T-cell immunoglobulin and mucin domain 3 (Tim-3) ligates galectin-9 (Gal-9); this process, resulting in the inhibition of Th1 responses and in the apoptosis of antigen-specific cells, is hampered by binding of the molecular adaptor human leukocyte antigen B (HLA-B)-associated transcript 3 (Bat3) to the intracellular tail of Tim-3. Apoptosis of myelin basic protein (MBP)-specific T lymphocytes correlates with reduced rates of disease progression in multiple sclerosis (MS). We extensively analyzed the Tim-3/Gal-9/Bat3 pathway in 87 patients with a diagnosis of stable relapsing-remitting MS (RRMS), primary progressive MS (PPMS), or benign MS (BEMS), as well as in 40 healthy control (HC) subjects.
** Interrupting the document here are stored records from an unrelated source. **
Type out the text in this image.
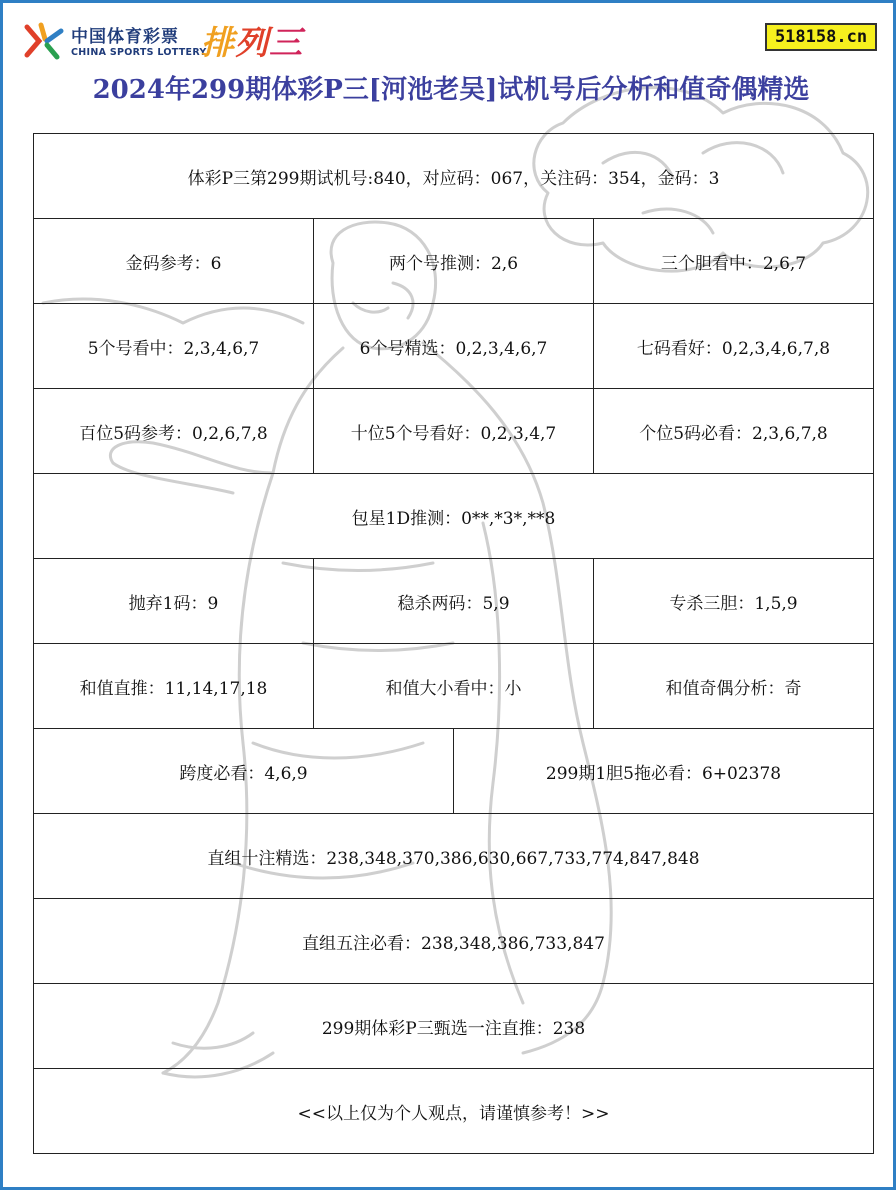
中国体育彩票
CHINA SPORTS LOTTERY
排列三	518158.cn
2024年299期体彩P三[河池老吴]试机号后分析和值奇偶精选
体彩P三第299期试机号:840，对应码：067，关注码：354，金码：3
金码参考：6	两个号推测：2,6	三个胆看中：2,6,7
5个号看中：2,3,4,6,7	6个号精选：0,2,3,4,6,7	七码看好：0,2,3,4,6,7,8
百位5码参考：0,2,6,7,8	十位5个号看好：0,2,3,4,7	个位5码必看：2,3,6,7,8
包星1D推测：0**,*3*,**8
抛弃1码：9	稳杀两码：5,9	专杀三胆：1,5,9
和值直推：11,14,17,18	和值大小看中：小	和值奇偶分析：奇
跨度必看：4,6,9	299期1胆5拖必看：6+02378
直组十注精选：238,348,370,386,630,667,733,774,847,848
直组五注必看：238,348,386,733,847
299期体彩P三甄选一注直推：238
<<以上仅为个人观点，请谨慎参考！>>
Results showed that MBP-specific CD4(+)Tim-3(+), CD4(+)/Gal-9(+), and CD4(+)/Tim-3(+)/AV(+) (apoptotic) T lymphocytes were augmented in the BEMS group, whereas CD4(+)/Bat3(+) and CD8(+)/Bat3(+) T lymphocytes were increased and CD4(+)/Tim-3(+)/AV(+) T cells were reduced in the PPMS group (>2 fold and P<0.05 in all cases). Blocking the Tim-3/Gal-9 interaction with specific mAb reduced T-lymphocyte apoptosis and augmented production of IFNγ and IL-17 in the BEMS, RRMS, and HC groups, but not in the PPMS group. The Tim-3/Gal-9 interaction favors apoptosis of MBP-specific T lymphocytes in BEMS; this process is reduced in PPMS by the up-regulation of Bat3. Therapeutic interventions aimed at silencing Bat3 could be beneficial in MS.